Ripeness Is All

We all, they say, have one book in us. God knows what mine would be. How about Good Wine Needs No Bush: Political Maunderings of an Expatriate Oenophile? Or perhaps Latin Love in a Cold Climate: Memories of a Minnesota Classicist.

These are merely titles in the mind. More intriguing are authors who produce one brilliant book and only one—vox et praeterea nihil. What fresh dragons of injustice did Harper Lee slay after she killed her mockingbird? Search me. Peter Beckford was a Georgian foxhunter of broad and elegant taste. He was partly responsible for introducing Clementi, the pianist, to polite English society, and yet his classic Thoughts on Hunting in a Series of Familiar Letters to a Friend are the only thoughts I know he committed to print.

Until last week I had always thought of Rose Macaulay as another such auctor unius libri, all her unread early work leading to the great triumph of The Towers of Trebizond, the funniest book ever written about an Anglo-Catholic suffragette traveling around Eastern Turkey on a camel.
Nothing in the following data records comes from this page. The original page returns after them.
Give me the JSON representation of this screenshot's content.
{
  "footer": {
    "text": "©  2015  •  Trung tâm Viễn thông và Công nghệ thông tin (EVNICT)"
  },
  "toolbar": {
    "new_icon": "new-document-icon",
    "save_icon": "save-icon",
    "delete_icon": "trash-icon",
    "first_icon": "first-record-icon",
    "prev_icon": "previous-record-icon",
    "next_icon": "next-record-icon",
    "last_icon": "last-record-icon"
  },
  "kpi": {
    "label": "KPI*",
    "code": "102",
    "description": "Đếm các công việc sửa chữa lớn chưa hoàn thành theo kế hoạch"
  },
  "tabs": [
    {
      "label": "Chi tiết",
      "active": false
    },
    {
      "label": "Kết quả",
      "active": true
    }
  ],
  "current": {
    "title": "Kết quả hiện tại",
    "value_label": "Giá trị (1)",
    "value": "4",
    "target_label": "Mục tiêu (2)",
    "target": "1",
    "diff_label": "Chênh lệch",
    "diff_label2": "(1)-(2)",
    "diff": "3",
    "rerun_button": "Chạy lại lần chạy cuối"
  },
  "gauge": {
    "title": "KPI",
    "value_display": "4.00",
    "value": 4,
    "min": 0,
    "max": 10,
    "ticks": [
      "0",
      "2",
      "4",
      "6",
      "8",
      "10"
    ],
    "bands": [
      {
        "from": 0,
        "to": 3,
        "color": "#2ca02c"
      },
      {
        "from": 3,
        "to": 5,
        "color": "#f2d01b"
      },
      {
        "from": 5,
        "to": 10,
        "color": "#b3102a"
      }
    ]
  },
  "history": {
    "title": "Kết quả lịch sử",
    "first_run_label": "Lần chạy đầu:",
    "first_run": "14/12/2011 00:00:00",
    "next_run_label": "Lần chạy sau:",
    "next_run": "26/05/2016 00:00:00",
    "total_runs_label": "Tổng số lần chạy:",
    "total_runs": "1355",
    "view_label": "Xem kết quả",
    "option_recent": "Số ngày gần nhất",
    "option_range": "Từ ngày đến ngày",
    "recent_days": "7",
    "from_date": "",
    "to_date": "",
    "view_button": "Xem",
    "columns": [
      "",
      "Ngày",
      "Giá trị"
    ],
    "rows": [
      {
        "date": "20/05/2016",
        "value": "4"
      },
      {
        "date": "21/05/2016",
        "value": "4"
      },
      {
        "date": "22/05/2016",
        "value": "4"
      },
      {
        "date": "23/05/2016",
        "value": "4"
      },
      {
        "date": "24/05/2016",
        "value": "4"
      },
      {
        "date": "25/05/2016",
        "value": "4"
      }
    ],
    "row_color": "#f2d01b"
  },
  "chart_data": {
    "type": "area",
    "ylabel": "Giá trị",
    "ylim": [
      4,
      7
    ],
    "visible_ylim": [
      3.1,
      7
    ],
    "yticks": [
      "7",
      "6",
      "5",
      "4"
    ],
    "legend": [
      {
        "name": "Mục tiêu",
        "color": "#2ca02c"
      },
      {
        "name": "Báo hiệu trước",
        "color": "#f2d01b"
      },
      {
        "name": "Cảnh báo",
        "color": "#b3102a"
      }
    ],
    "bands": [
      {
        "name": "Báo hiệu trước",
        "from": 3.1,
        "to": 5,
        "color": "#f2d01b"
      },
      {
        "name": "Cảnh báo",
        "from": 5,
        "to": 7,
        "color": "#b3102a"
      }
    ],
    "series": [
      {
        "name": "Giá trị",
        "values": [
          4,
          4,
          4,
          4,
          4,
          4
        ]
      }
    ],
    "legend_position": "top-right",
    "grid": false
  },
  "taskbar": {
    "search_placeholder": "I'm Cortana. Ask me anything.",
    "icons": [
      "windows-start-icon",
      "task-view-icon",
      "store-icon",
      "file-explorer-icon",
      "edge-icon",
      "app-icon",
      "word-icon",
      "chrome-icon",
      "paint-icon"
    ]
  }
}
Then I found, in a second-hand stall (in original dust jacket, some damp staining, slightly foxed), The World My Wilderness, the story, published in 1950, of Barbary, a farouche seventeen-year-old art student, allowed to run wild through the wasteland of ragwort and fireweed, ruined banks, and roofless Wren churches that was the Square Mile of the City, the historic and commercial heart of London, in the years following the Blitz.
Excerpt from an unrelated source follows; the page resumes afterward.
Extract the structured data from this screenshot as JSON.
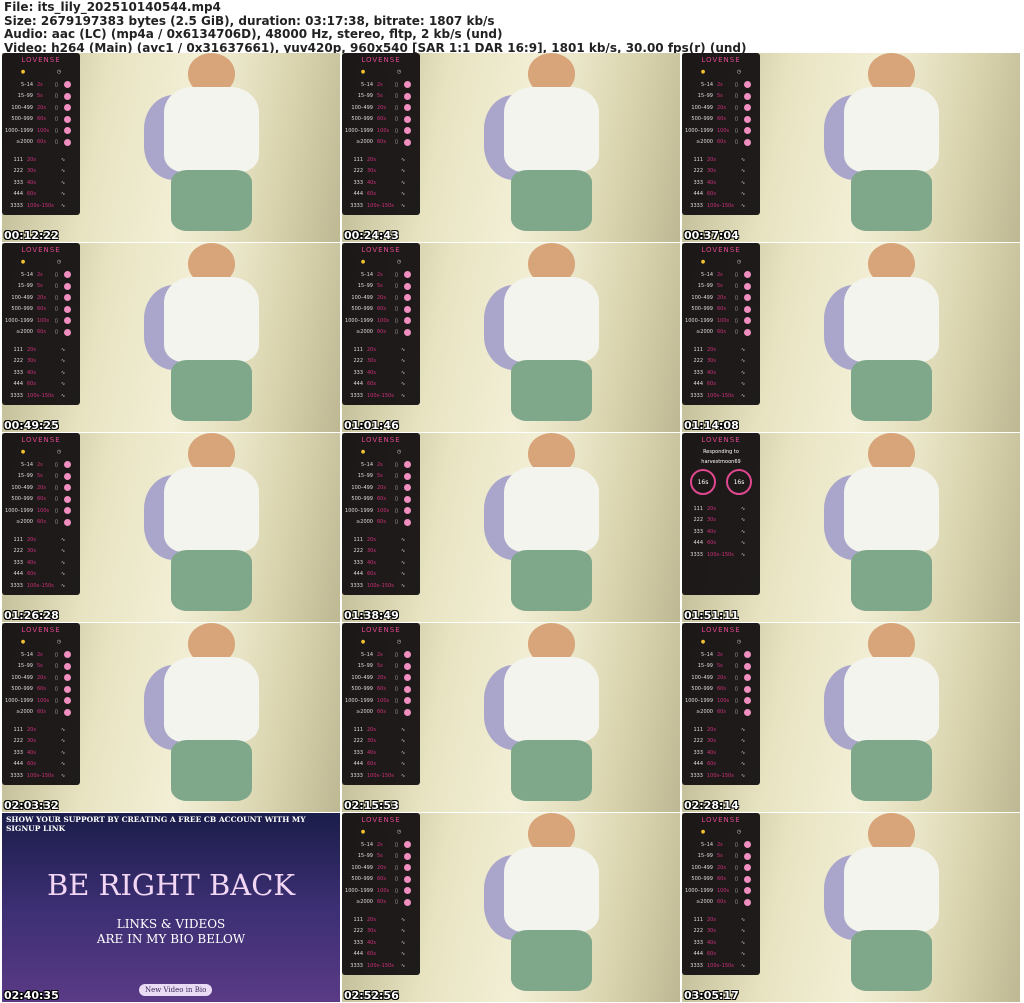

Barbary knows nothing about the centuries of commercial effort and bürgerlich devotion whose archaeology lies romantically at her feet, though she turns an honest penny painting watercolor postcards of the ruins to sell to rubber-necked tourists. She also turns several dishonest ones: shoplifting, stealing ration books (food and clothes were rationed in England for years following World War II), going with army deserters, and generally being the despair of her amiable if rather upright father, an eminent lawyer whose hair one imagines growing daily grayer beneath his barrister’s wig.
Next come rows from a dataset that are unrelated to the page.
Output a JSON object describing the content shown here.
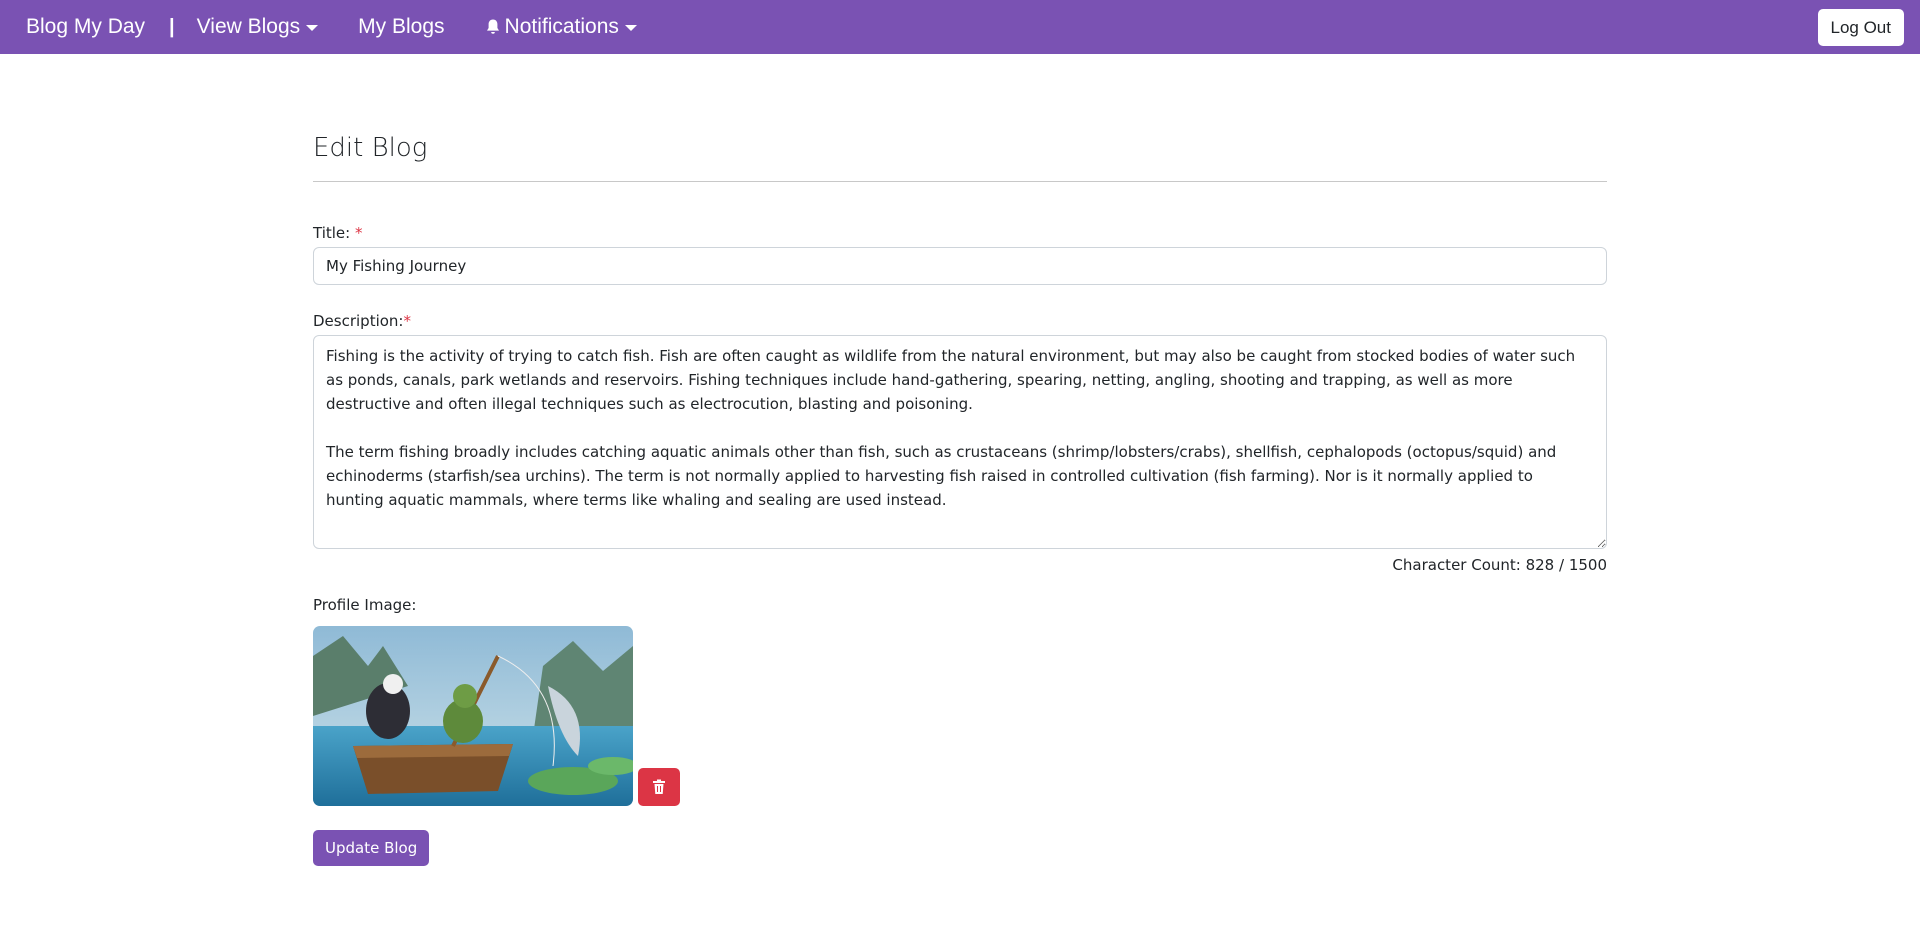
{
  "navbar": {
    "brand": "Blog My Day",
    "separator": "|",
    "view_blogs": "View Blogs",
    "my_blogs": "My Blogs",
    "notifications": "Notifications",
    "logout": "Log Out",
    "bg_color": "#7a52b3"
  },
  "page": {
    "title": "Edit Blog"
  },
  "form": {
    "title_label": "Title:",
    "required_mark": "*",
    "title_value": "My Fishing Journey",
    "description_label": "Description:",
    "description_value": "Fishing is the activity of trying to catch fish. Fish are often caught as wildlife from the natural environment, but may also be caught from stocked bodies of water such as ponds, canals, park wetlands and reservoirs. Fishing techniques include hand-gathering, spearing, netting, angling, shooting and trapping, as well as more destructive and often illegal techniques such as electrocution, blasting and poisoning.\n\nThe term fishing broadly includes catching aquatic animals other than fish, such as crustaceans (shrimp/lobsters/crabs), shellfish, cephalopods (octopus/squid) and echinoderms (starfish/sea urchins). The term is not normally applied to harvesting fish raised in controlled cultivation (fish farming). Nor is it normally applied to hunting aquatic mammals, where terms like whaling and sealing are used instead.",
    "char_count": "Character Count: 828 / 1500",
    "profile_image_label": "Profile Image:",
    "update_button": "Update Blog"
  },
  "icons": {
    "bell": "bell-icon",
    "trash": "trash-icon",
    "caret": "chevron-down-icon"
  },
  "colors": {
    "accent": "#7a52b3",
    "danger": "#dc3545"
  }
}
In fact the only thing that would prevent a right-thinking person from wanting to apply a stout boot to Barbary’s bony little behind is the fact that she learnt her unusual manners in an excellent school and while struggling for a good cause. Before coming to London she had been brought up by her divorced mother, a louche lady who had settled in the Côtes du Roussillon, not far from the Franco-Spanish frontier, just before the War. She stayed there for the duration, so Barbary had spent her formative years as a runner for the Resistance, dodging the Gestapo, sleeping rough on the maquis. Her mother, an easy-going artist, keen on painting and a quiet life, had never interfered. It is Barbary’s mother, in fact, who remains in the mind as a character, what the French call un type. You can savor her in your mind’s eye, lolling pneumatically on a chaise longue, an amber cigarette holder in one hand, a glass in the other, well-read, seductive, lovely to look at, delightful to behold, but perhaps a little overripe. One wonders if perhaps she is what Rose Macaulay herself feared she might become as she grew older: delightful but directionless, sunk in sin. She need not have worried; the published letters of her later years suggest a formidably crisp old lady, whose daily ritual involved early-morning mass and a cold open-air swim in a London park, followed by copious correspondence, much of it concerned with the technicalities of mediaeval Latin verse.

Overripe, though, is the word for the Pepperwood Grove Old Vine non-vintage zinfandel that sits in a glass beside me as I write. For all that (it comes from the big California firm of Don Sebastiani), this is wine with strong character—some of it the sort your mother warned you to avoid—per Yeats, caught in that sensual music all neglect monuments of un-aging intellect. The color recalls deep red lipstick, the kind that leaves an indelible mark on a shirt collar; the sweetness rising from the surface is redolent of the end of summer, the bubbling vats of black currants being boiled into jam. (How distant summer seems. Où sont les confitures d’antan?). The taste is chewy, like well-hung mutton (for which it would make a better mate than red-currant jelly). The grittiness that lingers on the palate is flecked with sensations of black pepper. Best of all, its percentage of alcohol by volume (13.5) exceeds its price in dollars. I shall pour myself another glass and take a long, hot bath.